A review by mostlyshanti
Silver on the Road by Laura Anne Gilman

4.0

The cover of Silver on the Road drew me primarily because it was so compelling. The way it looked, I wondered if it would be at all similar to Walk On Earth A Stranger; while the narratives bear some resemblance (evil and morally ambiguous powerful men; young girls discovering themselves on the road), it does seem purely coincidental . But the John Jude Palancar illustration is utterly breathtaking, and definitely was the main reason I picked up this book.
Silver on the Road is a narrative that doesn’t spend excessive time explaining itself. I wouldn’t have minded earlier information about how much power the Devil had, but the story proceeds apace so that’s okay. I also didn’t love the ending? It didn’t seem to lead naturally from the content of the plot, which barely touched on religion or the Spanish. I also found Isabel’s naïvety a bit much sometimes. She was so confused and so barely in control of whatever powers she’d been granted that the story lacked a certain clarity at times.
That said, the concept of this world was totally brilliant. I’m not a hundred percent on American history, and Silver on the Road is mercifully undated, but Gilman is able to utilize the glamour of the west while also complicating it, which is quite the feat. Perhaps there is a monster of disease and sudden death and abandoned towns—but the more subtle implication is that these things happened without the magic.

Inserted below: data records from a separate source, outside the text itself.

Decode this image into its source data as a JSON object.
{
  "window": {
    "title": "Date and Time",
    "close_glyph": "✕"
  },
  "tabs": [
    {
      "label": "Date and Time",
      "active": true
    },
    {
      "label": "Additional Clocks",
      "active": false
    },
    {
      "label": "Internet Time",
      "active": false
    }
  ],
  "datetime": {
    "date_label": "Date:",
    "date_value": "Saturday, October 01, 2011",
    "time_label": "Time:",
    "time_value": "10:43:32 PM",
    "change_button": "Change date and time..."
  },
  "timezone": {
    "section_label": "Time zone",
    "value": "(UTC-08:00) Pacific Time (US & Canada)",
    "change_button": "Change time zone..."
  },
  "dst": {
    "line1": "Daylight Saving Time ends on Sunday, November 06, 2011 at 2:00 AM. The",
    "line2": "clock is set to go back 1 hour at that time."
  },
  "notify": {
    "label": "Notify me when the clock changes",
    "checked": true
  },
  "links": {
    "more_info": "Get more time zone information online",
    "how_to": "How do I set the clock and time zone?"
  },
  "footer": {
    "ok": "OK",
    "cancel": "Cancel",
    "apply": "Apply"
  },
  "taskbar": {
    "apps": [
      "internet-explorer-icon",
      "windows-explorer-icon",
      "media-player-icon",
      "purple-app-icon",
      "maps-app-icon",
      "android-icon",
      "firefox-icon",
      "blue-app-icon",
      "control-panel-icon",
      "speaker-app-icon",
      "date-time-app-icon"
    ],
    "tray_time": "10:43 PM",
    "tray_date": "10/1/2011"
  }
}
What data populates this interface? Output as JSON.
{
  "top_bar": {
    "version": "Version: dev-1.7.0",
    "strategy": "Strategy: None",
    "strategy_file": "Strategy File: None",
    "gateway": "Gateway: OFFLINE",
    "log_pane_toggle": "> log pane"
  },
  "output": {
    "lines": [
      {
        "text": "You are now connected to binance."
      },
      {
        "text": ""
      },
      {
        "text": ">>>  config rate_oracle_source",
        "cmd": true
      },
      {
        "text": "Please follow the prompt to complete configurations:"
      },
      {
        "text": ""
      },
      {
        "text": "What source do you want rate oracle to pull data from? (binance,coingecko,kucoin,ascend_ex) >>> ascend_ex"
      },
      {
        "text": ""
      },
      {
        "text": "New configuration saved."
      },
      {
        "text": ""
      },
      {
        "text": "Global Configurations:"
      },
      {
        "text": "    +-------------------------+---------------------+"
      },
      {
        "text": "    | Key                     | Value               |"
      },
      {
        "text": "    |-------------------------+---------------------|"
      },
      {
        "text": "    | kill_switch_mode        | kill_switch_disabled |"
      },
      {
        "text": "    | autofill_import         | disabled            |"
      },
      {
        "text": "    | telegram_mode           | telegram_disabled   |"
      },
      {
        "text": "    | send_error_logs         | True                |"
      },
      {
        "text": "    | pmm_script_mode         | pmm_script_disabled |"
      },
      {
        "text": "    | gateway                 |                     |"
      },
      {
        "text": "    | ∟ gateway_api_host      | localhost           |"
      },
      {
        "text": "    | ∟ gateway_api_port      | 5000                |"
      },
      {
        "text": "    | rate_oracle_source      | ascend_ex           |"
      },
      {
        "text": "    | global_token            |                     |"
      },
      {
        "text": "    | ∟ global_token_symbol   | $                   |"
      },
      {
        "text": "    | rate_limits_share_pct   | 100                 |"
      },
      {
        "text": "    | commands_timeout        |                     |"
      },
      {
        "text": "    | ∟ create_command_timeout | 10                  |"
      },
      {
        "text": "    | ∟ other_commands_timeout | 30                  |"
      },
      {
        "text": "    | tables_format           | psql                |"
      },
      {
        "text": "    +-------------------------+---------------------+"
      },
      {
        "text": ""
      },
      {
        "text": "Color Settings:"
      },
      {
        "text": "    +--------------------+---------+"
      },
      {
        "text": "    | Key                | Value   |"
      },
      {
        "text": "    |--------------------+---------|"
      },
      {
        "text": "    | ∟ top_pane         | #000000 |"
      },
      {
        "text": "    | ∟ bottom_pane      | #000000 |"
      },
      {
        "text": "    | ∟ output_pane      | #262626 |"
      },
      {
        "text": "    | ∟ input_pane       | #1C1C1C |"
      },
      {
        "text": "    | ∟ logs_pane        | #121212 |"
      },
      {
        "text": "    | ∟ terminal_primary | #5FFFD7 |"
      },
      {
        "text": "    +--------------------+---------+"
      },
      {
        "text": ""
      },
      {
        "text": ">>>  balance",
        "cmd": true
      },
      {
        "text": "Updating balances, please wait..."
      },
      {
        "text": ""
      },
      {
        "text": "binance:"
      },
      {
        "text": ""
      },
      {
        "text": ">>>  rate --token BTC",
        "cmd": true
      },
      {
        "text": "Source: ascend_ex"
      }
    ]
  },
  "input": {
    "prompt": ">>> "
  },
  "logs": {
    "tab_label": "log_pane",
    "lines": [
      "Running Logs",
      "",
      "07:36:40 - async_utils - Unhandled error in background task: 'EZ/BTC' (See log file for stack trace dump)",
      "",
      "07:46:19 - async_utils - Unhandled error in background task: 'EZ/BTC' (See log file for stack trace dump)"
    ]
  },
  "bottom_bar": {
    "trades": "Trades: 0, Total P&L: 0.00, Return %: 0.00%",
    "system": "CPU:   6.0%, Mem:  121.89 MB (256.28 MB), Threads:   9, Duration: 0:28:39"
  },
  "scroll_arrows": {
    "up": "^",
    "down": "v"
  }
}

The concept of control is a key on in Silver on the Road. Isabel has taken control of her fate—by handing it to someone else. The implication of that are ones that she must continue to wrestle with, and I hope that that continues through the series. The idea of the Devil may have needed more probing, but the execution is still fabulous. I also loved the character of Gabriel.
Laura Anne Gilman has created a world which fits together well, although it is fairly unexplained and obscure. There is something deeply compelling about The West as a cultural concept: an ideological touchstone, a producer and enhancer of myth. It is Gilman’s ability to take advantage of this which is her real strength. As her tale of horses and monsters, girls and discovery, story above all else, unfolds, the West again becomes a place of more possibility than fallibility.